Whilst we know many practice management platforms do not save this type of correspondence, or only saves them for a short period (i.e. 7 - 30 Days), we think saving for 12 months better ensures the messages are not needed clinically and Practitioners can therefore be confident that such records are not relevant to the patient’s health or medical record and can be safely discarded.

Shouldn’t we just save all system generated records just to be safe? 

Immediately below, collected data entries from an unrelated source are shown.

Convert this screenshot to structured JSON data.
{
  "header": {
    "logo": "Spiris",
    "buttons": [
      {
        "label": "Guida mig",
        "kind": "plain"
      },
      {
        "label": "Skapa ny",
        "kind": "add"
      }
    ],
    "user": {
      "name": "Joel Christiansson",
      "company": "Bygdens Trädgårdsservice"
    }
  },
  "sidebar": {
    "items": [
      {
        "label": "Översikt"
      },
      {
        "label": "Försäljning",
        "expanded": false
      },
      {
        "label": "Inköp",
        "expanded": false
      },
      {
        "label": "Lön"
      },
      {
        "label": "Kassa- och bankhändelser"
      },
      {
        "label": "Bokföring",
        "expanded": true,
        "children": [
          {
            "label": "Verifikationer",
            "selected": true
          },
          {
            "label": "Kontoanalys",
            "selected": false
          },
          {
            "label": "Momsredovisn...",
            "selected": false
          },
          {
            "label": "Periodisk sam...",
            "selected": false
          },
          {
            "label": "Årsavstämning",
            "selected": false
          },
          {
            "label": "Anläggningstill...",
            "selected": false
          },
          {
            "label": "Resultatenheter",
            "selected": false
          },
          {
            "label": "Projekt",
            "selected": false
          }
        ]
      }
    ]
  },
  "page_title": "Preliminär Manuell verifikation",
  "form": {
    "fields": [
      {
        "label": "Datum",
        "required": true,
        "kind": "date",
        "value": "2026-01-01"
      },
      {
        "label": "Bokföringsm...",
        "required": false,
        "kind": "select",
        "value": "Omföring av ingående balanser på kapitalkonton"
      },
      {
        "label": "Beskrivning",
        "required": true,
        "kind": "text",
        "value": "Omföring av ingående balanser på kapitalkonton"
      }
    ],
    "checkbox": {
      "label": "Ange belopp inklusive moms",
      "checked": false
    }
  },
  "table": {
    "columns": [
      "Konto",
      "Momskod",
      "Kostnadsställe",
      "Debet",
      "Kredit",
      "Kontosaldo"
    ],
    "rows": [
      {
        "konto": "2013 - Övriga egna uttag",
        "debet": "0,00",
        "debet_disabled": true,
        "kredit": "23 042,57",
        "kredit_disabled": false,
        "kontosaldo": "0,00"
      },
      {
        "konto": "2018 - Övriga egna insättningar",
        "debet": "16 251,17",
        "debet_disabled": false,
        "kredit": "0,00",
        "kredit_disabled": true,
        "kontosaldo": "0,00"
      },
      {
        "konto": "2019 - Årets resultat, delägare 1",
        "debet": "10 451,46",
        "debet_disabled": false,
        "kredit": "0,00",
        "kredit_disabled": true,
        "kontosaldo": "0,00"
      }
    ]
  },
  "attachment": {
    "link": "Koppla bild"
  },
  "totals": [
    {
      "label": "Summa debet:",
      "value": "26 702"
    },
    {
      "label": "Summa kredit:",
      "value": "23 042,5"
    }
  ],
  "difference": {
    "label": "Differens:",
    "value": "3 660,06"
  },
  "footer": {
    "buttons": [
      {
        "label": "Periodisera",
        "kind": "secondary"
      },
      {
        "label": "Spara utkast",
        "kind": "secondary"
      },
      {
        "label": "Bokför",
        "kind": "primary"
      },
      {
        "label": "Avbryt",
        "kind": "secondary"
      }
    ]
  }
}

No. As tempting as that might initially sound it can result in practical and legal problems as follows:

  • Clarity of the medical record

    Health records are required to contain clear, succinct, relevant information about a patient’s past, current and future treatment in the form of clinical notes, test results, referrals, and professional correspondence.  The inclusion and long-term retention of records related to routine or automatic administrative activities can adversely impact the ease and speed in which important and relevant clinical information can be located.   
  • Interoperability and Transportability

    The legislative direction of medical record management increasingly calls for enhanced levels of interoperability and transferability between systems. As such practice management systems should not routinely retain excessive records and rely on internal controls to highlight what is clinically relevant as such controls are unlikely to be available to users viewing the records via an alternative system.  
  • Retention Justification

    It is a pervasive principle in global privacy regulation that the minimum amount of personal information be collected and retained as is necessary to meet the primary purpose for which the information was collected. Automatic appointment reminders can contain personal information including patient phone numbers and addresses, and those of their supports. Whilst there is a clear case for the use of this information to send appointment reminders during an episode of care, it is hard to justify the retention of this for a further seven to thirty years. Unless otherwise stated in a practice’s privacy policy it is unlikely that a patient would reasonably expect this administrative contact to be retained in their medical record.

Health record management is a complex and changing area as requirements, expectations and technology evolve. As always we follow developments in this space closely and will continue to build tools to support practitioners and health administrators in the best ways we can.


The above is an explanation of how Power Diary handles certain types of content and the reasons for this. This is not legal advice.